Dès lors que l'investissement immobilier constitue indéniablement un investissement productif et ne bénéficie pas d'un traitement fiscal privilégié par rapport aux valeurs mobilières, il n'existe aucun motif valable justifiant de vouloir pénaliser cette classe d'actifs.

Or, la mise en place du prélèvement forfaitaire unique (PFU) - dont le périmètre exclut les revenus fonciers - et la transformation de l'impôt de solidarité sur la fortune (ISF) en impôt sur la fortune immobilière (IFI) proposées par le Gouvernement dans le cadre du projet de loi de finances pour 2018, auront pour effet d'accentuer le différentiel de taxation existant en faveur des valeurs mobilières.

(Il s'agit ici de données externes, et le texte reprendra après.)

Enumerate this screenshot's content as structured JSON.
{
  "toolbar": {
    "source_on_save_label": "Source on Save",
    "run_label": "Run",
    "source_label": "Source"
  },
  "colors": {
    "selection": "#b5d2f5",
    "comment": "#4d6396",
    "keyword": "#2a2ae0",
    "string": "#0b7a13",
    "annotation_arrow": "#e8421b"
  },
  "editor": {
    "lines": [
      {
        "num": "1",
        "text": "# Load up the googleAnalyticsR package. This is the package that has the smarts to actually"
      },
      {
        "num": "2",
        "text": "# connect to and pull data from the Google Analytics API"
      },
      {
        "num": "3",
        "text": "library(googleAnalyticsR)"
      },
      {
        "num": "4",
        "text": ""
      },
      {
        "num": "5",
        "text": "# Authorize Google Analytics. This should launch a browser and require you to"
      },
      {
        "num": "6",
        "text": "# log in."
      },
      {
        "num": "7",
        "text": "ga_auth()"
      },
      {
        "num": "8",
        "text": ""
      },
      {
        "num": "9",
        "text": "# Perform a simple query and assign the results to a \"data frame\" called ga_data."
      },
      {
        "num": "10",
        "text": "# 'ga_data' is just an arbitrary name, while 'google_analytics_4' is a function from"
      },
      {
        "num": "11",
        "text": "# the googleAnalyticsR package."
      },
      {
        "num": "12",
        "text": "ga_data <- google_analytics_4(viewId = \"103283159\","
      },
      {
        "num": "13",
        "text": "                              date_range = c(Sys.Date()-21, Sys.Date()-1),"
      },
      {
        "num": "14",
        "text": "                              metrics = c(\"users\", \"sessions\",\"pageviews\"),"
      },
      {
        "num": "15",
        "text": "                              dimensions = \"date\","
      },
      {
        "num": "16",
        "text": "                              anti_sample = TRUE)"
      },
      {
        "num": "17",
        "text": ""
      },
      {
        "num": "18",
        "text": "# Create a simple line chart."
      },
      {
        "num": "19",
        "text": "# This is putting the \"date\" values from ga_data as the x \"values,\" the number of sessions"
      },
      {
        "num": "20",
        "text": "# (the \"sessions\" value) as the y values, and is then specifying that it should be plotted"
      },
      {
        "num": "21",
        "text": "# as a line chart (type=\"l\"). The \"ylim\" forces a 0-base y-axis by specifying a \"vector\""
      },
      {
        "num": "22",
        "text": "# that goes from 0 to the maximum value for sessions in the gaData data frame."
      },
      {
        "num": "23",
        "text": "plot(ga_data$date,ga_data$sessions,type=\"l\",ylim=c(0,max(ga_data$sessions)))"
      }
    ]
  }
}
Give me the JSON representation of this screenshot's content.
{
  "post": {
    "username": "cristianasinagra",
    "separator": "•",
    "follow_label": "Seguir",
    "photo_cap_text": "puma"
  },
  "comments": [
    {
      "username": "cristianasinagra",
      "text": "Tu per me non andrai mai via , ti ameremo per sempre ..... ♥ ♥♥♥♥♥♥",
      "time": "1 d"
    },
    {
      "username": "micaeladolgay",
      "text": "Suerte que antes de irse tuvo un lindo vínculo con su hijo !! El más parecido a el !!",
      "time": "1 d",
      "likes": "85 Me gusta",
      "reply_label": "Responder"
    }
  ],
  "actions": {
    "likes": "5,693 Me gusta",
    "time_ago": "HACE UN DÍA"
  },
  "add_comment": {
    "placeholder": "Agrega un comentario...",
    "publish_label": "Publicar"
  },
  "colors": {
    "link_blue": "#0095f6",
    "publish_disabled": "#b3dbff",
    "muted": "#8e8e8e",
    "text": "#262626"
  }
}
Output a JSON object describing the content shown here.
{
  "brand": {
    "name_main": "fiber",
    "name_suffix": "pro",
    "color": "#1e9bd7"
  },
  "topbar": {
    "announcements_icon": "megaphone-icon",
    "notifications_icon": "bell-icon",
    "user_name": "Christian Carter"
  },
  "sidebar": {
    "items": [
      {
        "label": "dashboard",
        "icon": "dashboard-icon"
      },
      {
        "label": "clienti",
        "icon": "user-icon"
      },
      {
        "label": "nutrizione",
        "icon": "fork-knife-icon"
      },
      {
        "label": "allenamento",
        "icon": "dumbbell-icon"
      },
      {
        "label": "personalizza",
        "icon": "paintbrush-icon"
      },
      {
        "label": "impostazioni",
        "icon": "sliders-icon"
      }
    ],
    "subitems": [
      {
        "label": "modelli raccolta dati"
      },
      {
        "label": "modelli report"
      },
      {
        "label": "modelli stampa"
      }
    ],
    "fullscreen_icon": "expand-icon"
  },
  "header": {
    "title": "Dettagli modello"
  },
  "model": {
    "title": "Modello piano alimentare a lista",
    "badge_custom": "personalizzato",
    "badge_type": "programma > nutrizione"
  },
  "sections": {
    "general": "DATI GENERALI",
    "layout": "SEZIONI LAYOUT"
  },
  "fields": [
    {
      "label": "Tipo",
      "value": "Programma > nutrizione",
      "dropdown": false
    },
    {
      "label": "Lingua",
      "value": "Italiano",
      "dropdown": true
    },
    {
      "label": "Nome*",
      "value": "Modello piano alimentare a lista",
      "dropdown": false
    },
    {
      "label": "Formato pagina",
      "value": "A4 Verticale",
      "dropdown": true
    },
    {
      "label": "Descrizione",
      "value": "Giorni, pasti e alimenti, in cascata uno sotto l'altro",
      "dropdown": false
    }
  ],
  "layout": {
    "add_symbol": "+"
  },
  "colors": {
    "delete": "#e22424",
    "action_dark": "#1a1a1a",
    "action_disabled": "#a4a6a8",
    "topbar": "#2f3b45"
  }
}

En outre, le recentrage de l'ISF sur l'immobilier apparaît d'autant plus incohérent qu'il conduirait à imposer les investissements immobiliers, tout en exonérant les liquidités et les biens meubles « improductifs » . Paradoxalement, une stratégie « anti-économique » consistant à vendre un appartement aujourd'hui loué à titre non professionnel pour laisser le produit de la vente sur son compte courant permettrait ainsi de réduire le montant dû au titre de l'IFI.

Ce recentrage s'accompagne en outre de la mise en place de clauses anti-abus complexes aux effets de bord difficiles à appréhender , afin de limiter les schémas d'optimisation visant à échapper au nouvel impôt, pour un rendement limité (850 millions d'euros).

Votre rapporteur général fera donc des propositions à ce sujet dans le cadre de l'examen de la première partie du projet de loi de finances.

F. GARANTIR UNE CONCURRENCE ÉQUITABLE AVEC LES PROPRIÉTAIRES EXERÇANT SUR LES PLATEFORMES D'HÉBERGEMENT EN LIGNE

Si l'existence d'une rente immobilière « générale » n'est pas identifiable, il semble qu'il existe en revanche une rente, de surcroît illégale, au bénéfice des propriétaires louant des logements sur des plateformes en ligne de type Airbnb , Abritel ou Homelidays , et échappant au moins en partie à leurs obligations fiscales et sociales .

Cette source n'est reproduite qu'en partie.